Personal information
- Full name: Jan Eryk Richert
- Date of birth: 19 August 1922
- Place of birth: Danzig, Free City of Danzig
- Date of death: 9 August 1992 (aged 69)
- Place of death: Düren, Germany
- Height: 1.62 m (5 ft 4 in)
- Position(s): Defender

Senior career*
- Years: Team / Apps / (Gls)
- 1936–1939: Gedania Danzig
- 1945–1948: Gedania Gdańsk
- 1948–1950: Lechia Gdańsk / 2 / (0)

= Jan Richert =

Polish footballer (1922–1992)

Jan Eryk Richert (19 August 1922 – 9 August 1992) was a Polish footballer who played as a defender. Richert spent his career playing football in Gdańsk (then known as Danzig) with Gedania Danzig. After three years playing with Gedania the club were forced to cease operations after the Nazi occupation of Poland. In total 75 people associated with Gedania before the war were killed, with most of the players and coaching staff being sent to concentration camps, Richert being one of the few players associated with the club surviving the war. After the war Richert began playing for the phoenix club of Gedania Danzig, joining Gedania Gdańsk in 1945. After another three years with Gedania he joined city rivals Lechia Gdańsk.
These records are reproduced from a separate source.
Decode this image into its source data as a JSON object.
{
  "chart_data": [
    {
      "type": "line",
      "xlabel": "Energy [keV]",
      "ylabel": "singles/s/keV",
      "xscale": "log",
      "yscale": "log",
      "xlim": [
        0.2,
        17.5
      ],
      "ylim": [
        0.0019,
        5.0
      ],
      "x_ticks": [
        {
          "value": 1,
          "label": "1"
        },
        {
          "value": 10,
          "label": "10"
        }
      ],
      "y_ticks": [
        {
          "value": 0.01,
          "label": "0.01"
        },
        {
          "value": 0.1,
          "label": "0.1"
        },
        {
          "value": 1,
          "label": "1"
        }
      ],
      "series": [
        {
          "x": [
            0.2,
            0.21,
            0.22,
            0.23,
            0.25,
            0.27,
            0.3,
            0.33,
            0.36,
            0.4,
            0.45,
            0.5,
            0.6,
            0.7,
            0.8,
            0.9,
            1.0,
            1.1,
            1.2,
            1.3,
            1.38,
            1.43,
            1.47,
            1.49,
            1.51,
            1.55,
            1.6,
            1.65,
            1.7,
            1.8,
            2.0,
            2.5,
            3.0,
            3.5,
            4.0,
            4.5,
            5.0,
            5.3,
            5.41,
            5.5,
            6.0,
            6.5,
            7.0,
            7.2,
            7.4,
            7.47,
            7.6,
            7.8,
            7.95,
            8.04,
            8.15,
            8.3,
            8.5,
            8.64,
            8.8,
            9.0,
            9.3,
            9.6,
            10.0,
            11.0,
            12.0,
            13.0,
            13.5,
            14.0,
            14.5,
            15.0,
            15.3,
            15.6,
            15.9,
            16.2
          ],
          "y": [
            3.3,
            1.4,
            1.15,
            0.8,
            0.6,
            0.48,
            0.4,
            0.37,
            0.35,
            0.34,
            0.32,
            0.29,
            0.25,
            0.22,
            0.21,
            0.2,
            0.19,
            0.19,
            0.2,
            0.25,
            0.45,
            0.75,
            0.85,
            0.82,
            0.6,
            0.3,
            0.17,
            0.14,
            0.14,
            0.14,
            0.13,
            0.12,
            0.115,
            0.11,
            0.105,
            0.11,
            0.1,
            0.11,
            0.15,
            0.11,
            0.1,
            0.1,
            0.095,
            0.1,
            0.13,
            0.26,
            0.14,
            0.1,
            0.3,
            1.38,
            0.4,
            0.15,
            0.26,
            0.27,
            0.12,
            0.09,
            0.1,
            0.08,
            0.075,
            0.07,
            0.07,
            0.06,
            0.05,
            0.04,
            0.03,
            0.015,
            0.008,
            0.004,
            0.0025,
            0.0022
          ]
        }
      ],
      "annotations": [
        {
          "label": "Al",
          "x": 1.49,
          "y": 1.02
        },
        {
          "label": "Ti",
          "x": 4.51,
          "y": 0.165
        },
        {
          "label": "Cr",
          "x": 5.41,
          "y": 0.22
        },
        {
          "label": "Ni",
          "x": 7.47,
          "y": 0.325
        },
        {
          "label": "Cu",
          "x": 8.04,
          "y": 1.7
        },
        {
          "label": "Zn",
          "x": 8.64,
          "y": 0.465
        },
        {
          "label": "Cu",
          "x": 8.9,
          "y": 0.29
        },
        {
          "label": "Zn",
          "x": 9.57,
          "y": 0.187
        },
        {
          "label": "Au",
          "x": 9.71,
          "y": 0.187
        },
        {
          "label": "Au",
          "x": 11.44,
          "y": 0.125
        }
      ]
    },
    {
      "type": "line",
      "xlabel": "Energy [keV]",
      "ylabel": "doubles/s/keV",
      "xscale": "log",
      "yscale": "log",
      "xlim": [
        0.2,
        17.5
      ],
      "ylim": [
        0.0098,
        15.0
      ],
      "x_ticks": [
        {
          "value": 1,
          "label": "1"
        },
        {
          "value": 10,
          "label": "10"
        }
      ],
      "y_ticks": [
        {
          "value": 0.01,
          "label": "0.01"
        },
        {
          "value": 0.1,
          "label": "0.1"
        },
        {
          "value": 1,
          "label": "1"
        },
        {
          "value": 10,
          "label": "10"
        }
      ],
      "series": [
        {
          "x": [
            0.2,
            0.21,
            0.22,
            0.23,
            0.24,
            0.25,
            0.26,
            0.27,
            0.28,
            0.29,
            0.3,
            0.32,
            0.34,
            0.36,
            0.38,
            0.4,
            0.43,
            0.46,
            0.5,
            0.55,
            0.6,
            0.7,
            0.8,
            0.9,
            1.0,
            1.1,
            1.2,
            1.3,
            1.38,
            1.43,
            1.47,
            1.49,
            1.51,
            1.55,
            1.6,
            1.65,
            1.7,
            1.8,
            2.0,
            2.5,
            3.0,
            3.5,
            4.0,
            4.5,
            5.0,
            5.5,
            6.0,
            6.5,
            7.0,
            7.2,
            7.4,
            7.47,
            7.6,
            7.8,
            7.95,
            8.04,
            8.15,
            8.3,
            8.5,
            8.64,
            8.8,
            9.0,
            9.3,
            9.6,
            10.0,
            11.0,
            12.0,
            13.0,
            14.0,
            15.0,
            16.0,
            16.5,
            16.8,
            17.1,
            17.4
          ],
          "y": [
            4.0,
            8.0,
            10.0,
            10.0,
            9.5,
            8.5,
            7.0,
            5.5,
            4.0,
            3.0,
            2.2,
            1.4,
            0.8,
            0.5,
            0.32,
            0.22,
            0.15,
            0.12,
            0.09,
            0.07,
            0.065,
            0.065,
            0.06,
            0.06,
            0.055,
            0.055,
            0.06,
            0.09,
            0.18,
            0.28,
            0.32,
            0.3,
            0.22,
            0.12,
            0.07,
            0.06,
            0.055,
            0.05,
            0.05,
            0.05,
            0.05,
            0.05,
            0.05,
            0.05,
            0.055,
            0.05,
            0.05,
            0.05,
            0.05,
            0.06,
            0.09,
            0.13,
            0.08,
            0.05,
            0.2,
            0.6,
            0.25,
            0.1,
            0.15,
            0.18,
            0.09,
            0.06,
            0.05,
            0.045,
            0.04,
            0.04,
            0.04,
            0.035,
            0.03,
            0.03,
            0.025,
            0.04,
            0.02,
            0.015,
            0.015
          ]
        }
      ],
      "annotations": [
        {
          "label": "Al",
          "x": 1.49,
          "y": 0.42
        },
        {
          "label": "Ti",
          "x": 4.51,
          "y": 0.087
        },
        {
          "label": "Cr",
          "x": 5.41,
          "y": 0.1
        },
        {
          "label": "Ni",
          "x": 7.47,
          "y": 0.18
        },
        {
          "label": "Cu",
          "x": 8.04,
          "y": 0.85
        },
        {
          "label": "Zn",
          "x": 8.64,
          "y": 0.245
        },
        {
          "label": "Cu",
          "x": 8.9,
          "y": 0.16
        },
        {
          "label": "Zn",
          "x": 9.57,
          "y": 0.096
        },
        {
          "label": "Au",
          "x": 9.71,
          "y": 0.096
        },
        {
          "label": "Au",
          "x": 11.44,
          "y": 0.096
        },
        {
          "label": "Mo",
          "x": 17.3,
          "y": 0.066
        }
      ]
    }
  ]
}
He made his Lechia and I liga debut on 16 October 1949 in the 4–1 defeat to Warta Poznań. He was a part of Lechia's first squad to play in Poland's top division and made 1 appearance for Lechia in the I liga that season. His final appearance for Lechia came in the 2–2 draw with Arkonia Szczecin. After his football career ended, Richert emigrated to Germany in 1972. He lived there until his death on 9 August 1992, at the age of 69.